Son günlerde gündemi meşgul eden, birçok şehirde yollarda yazılan Kürtçe yazıların silinmesi, milyonlarca insanın konuştuğu bir dili yasaklamak veya yazılan yazıları silmek, o insanlara ve konuştukları dillerine saygısızlıktır.

  Bazı şehirlerin caddeleri yap boza döndü. Devletin kurumları ve belediyeler ciddiyetini korumalı. 

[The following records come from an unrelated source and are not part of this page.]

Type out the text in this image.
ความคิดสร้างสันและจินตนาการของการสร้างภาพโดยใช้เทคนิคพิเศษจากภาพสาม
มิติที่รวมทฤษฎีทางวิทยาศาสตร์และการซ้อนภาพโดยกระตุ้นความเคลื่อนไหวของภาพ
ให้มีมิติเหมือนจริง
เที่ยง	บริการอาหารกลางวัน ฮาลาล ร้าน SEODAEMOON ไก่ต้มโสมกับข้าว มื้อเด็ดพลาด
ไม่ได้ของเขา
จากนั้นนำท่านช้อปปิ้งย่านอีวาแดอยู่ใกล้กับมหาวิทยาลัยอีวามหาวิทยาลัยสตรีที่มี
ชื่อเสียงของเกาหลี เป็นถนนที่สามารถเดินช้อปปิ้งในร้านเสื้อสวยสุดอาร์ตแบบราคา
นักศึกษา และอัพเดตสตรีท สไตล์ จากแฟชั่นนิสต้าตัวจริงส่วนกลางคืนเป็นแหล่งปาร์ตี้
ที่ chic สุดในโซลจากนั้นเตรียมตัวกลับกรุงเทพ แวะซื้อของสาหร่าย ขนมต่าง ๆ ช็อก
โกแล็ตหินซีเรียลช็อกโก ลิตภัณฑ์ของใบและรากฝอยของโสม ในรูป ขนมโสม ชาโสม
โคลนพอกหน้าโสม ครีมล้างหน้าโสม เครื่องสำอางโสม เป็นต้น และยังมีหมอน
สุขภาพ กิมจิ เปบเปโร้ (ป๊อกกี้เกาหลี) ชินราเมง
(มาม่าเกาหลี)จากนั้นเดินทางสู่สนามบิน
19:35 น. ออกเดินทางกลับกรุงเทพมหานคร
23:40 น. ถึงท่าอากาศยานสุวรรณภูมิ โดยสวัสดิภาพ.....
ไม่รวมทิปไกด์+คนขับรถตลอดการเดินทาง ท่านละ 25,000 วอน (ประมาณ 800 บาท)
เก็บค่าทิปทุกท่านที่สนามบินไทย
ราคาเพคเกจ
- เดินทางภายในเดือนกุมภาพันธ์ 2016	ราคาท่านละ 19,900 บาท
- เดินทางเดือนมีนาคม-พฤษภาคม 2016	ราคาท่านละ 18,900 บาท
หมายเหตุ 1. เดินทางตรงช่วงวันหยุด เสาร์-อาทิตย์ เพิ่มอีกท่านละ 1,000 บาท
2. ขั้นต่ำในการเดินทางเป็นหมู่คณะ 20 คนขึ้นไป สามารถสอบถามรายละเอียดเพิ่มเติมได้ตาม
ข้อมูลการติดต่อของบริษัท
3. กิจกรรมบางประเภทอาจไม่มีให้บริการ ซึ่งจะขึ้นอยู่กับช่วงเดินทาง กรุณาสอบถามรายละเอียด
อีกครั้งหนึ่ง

    Bir yandan üniversitelerde Kürtçe bölümler açıp, bir yandan da Kürtçe yazıları silmek insanları küstürür. Beri tarafta Kürtçe kanal açıp, Kürtçe diline ambargo uygulamak çok çelişkili bir durum. 

    Birçok yerde Arapça tabelalar ve yazılar var. Onlara müdahale edilmiyor, neden Kürtçe yazılara müdahale ediliyor? Devlet veya hükümetler adil olmalı, adil oldukları sürece halkın sevgi ve saygısını kazanır. Bir uygulama varsa tüm yurtta geçerli olmalı. Keyfiyetten uzak milletin refahına ve ülkenin huzuruna uygun davranılmalı. 

    Eğer ki Kürtçe yazıları silmek istiyorsanız, buna önce Kürtçe kanaldan başlayabilirsiniz. Devlet kanalında "TRTKURDİ" yazıyor ve yedi yirmi dört saat yayın yapıyor.  Hem devlet televizyonunda "TRTKURDİ" kanalını açacaksınız hem de bu dille yazılan yazıları sileceksiniz. Bu tezat durum sizin ciddiettinizi halk nezdinde sorgular. 

    Öte tarafta insanlar halay çekiyor diye tutuklanıyorlar. Türkü, Kürdü, Lazı... Halay çekiyor.  Ülkemizin dört bir yanından insanlar eğlenirken bunu yapıyor, bugüne kadar sorun olmadı da neden bugün sorun haline geldi? İnsanı düşündürüyor. Eğer ki halay çekmek suç ise siyasilerimiz başta olmak üzere bir çok insan halay çekiyor. Ülkenin yarısından fazlası suç işliyor demektir. 

    Bu ülke hepimizin ülkesi, Türkiye hepimizin evi. Aynı bahçenin farklı çiçekleriyiz, aynı ağacın dallarıyız. Farklılıkları zenginlik olarak görmeliyiz. Ülkemizin kutuplaşmaya değil, toplumsal barışa ihtiyacı var. Binlerce yıllık bir geçmişe sahibiz, aynı toprakların insanıyız birbirinizin değerlerine saygı duymalıyız. Unutmayalım ki bizi biz yapan; bizimle aynı renkte, aynı fikirde olmayanlardır. Nasıl ki her gün gündüz olsa veya her gün gece olsa hayat yaşanılmaz bir hal alırsa, herşeyi ile bizim gibi olanlarda bize lezzet vermez. Gece gündüzde, gündüzde gecede anlamlıdır. Yani Türk ve Kürt birbirinin değerlerini yaşattığı sürece birlikte güçlüdür ve anlamlıdır.